The Signal — April 7, 2026
AI coding tools work, maybe too well. A New York Times investigation finds companies drowning in unreviewed code after 10x output increases. Separately, OpenAI is paying external researchers to do safety work its internal teams keep quitting, and ASML just printed 8-nanometer chip features that will define the next generation of AI hardware.
The Code Overload Problem
The New York Times published a detailed investigation Sunday into what happens when AI coding tools work exactly as advertised: companies can't keep up with what they produce.
One financial services firm went from writing 25,000 lines of code per month to 250,000 after adopting AI tools like Cursor. The code quality was fine on a line-by-line basis. The problem was everything around it. Code review backlogs ballooned. Nobody could audit the output fast enough. Engineers who used to spend their time writing code now spent it reading code they hadn't written and didn't fully understand. Managers who'd never touched a codebase started spinning up internal tools in hours, creating software that worked but that nobody had vetted for security, maintainability, or whether it duplicated something that already existed.
The piece surfaces a second-order problem the industry hasn't grappled with: AI coding tools optimize for output, but organizations run on comprehension. Writing code was never the bottleneck. Understanding what the code does, how it fits together, and what breaks when you change it was. A 10x increase in output with no corresponding increase in review capacity doesn't make an engineering org 10x more productive. It makes it 10x more opaque.
Several companies quoted in the piece have started imposing internal limits on AI-generated code, not because the tools are bad, but because the organizational metabolism can't digest what they produce. One CTO compared it to "drinking from a fire hose you turned on yourself."
Sources: New York Times
OpenAI Creates External Safety Fellowship
OpenAI announced a fellowship program for external researchers to work on safety and alignment. The pilot runs September 2026 through February 2027, hosted at Constellation in Berkeley. Applications close May 3.
Fellows will get stipends, compute access, and mentorship from OpenAI researchers, but no access to internal systems. Priority areas include safety evaluation, robustness testing, agentic system oversight, and high-severity misuse domains. The fellowship targets researchers, engineers, and practitioners (not just academics).
The context here is hard to separate from the program itself. OpenAI has lost a string of senior safety researchers over the past two years. Jan Leike left for Anthropic in May 2024 after the superalignment team was dissolved. Ilya Sutskever departed the same month. The internal safety team has been rebuilt multiple times. Creating an external fellowship either reflects a genuine recognition that safety research benefits from outside perspectives, or it's an attempt to distribute the reputational load after repeated internal failures. Probably both.

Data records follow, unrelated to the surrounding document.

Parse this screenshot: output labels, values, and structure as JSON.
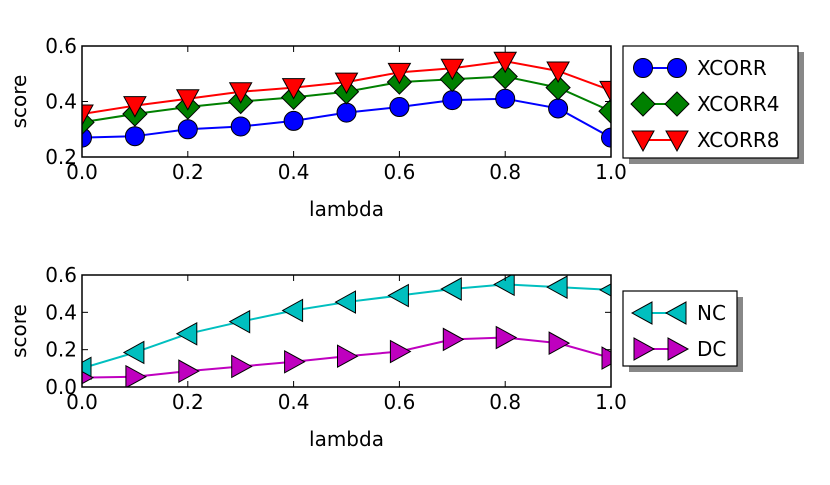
{
  "colors": {
    "XCORR": "#0000ff",
    "XCORR4": "#008000",
    "XCORR8": "#ff0000",
    "NC": "#00bfbf",
    "DC": "#bf00bf"
  },
  "chart_data": [
    {
      "type": "line",
      "xlabel": "lambda",
      "ylabel": "score",
      "xlim": [
        0.0,
        1.0
      ],
      "ylim": [
        0.2,
        0.6
      ],
      "xticks": [
        "0.0",
        "0.2",
        "0.4",
        "0.6",
        "0.8",
        "1.0"
      ],
      "yticks": [
        "0.2",
        "0.4",
        "0.6"
      ],
      "legend_position": "right",
      "x": [
        0.0,
        0.1,
        0.2,
        0.3,
        0.4,
        0.5,
        0.6,
        0.7,
        0.8,
        0.9,
        1.0
      ],
      "series": [
        {
          "name": "XCORR",
          "marker": "circle",
          "color": "#0000ff",
          "values": [
            0.27,
            0.275,
            0.3,
            0.31,
            0.33,
            0.36,
            0.38,
            0.405,
            0.41,
            0.375,
            0.27
          ]
        },
        {
          "name": "XCORR4",
          "marker": "diamond",
          "color": "#008000",
          "values": [
            0.325,
            0.355,
            0.38,
            0.4,
            0.415,
            0.435,
            0.47,
            0.48,
            0.49,
            0.45,
            0.365
          ]
        },
        {
          "name": "XCORR8",
          "marker": "triangle-down",
          "color": "#ff0000",
          "values": [
            0.355,
            0.385,
            0.41,
            0.435,
            0.45,
            0.47,
            0.505,
            0.52,
            0.545,
            0.51,
            0.44
          ]
        }
      ]
    },
    {
      "type": "line",
      "xlabel": "lambda",
      "ylabel": "score",
      "xlim": [
        0.0,
        1.0
      ],
      "ylim": [
        0.0,
        0.6
      ],
      "xticks": [
        "0.0",
        "0.2",
        "0.4",
        "0.6",
        "0.8",
        "1.0"
      ],
      "yticks": [
        "0.0",
        "0.2",
        "0.4",
        "0.6"
      ],
      "legend_position": "right",
      "x": [
        0.0,
        0.1,
        0.2,
        0.3,
        0.4,
        0.5,
        0.6,
        0.7,
        0.8,
        0.9,
        1.0
      ],
      "series": [
        {
          "name": "NC",
          "marker": "triangle-left",
          "color": "#00bfbf",
          "values": [
            0.1,
            0.185,
            0.285,
            0.35,
            0.41,
            0.455,
            0.49,
            0.525,
            0.55,
            0.535,
            0.52
          ]
        },
        {
          "name": "DC",
          "marker": "triangle-right",
          "color": "#bf00bf",
          "values": [
            0.05,
            0.055,
            0.085,
            0.11,
            0.135,
            0.165,
            0.19,
            0.255,
            0.265,
            0.235,
            0.155
          ]
        }
      ]
    }
  ]
}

The structure matters more than the announcement. Fellows will work at Constellation, not at OpenAI's offices, with no internal system access. The arrangement is arms-length by design. That independence could be a feature (external researchers aren't subject to internal pressure) or a limitation (the hardest safety problems require seeing what's actually inside the models). Whether this produces real safety research or primarily produces good press will depend on what the fellows actually publish, and whether OpenAI acts on findings that are inconvenient.
Sources: OpenAI
ASML Prints 8-Nanometer Chip Features in a Single Step
ASML's new high-numerical-aperture extreme ultraviolet lithography system (the machines that physically print circuits on advanced chips) has achieved 8-nanometer features in a single exposure step. That's the smallest ever produced by a commercial lithography system, and it was published in Nature this week.
Each machine costs roughly $400 million. About ten have shipped so far, to Intel and SK hynix. The technology enables 2.9x more transistors per chip compared to the previous generation of EUV tools — the ones that already pushed chipmaking to 13nm features and required multiple patterning steps to go smaller.
This sits underneath every AI scaling conversation. When people debate whether we'll hit compute walls, they're implicitly asking whether the physical infrastructure can keep shrinking transistors and packing more of them onto each chip. ASML just answered that question for the next generation: yes, and by a wide margin. The 2.9x density improvement means chips fabricated on high-NA EUV will carry meaningfully more compute per wafer than anything available today.
ASML's head of research metrology described AI-driven demand for these machines as "monumental." The company is one of a handful of entities on Earth that sits at a true chokepoint in the AI supply chain. As of this week, that chokepoint just got wider.
Sources: Nature
On the Editor's Desk
The ingestion pipeline scored everything at 6 or below for the last 48 hours. All three of today's stories were sourced via manual web search rather than the automated pipeline. We're flagging this for recalibration: a New York Times investigation and a Nature paper should not score below the threshold.
We held the Tufts neuro-symbolic AI research (100x energy reduction in robotics training). It's a strong story, but we covered it yesterday. If follow-up coverage or additional data emerges from the ICRA conference in May, we'll revisit.
Today's stories sit at different layers of the same stack: ASML builds the machines that print the chips, the chips run the models, the models write the code, and now there's too much code for humans to review. The bottleneck keeps moving up the chain.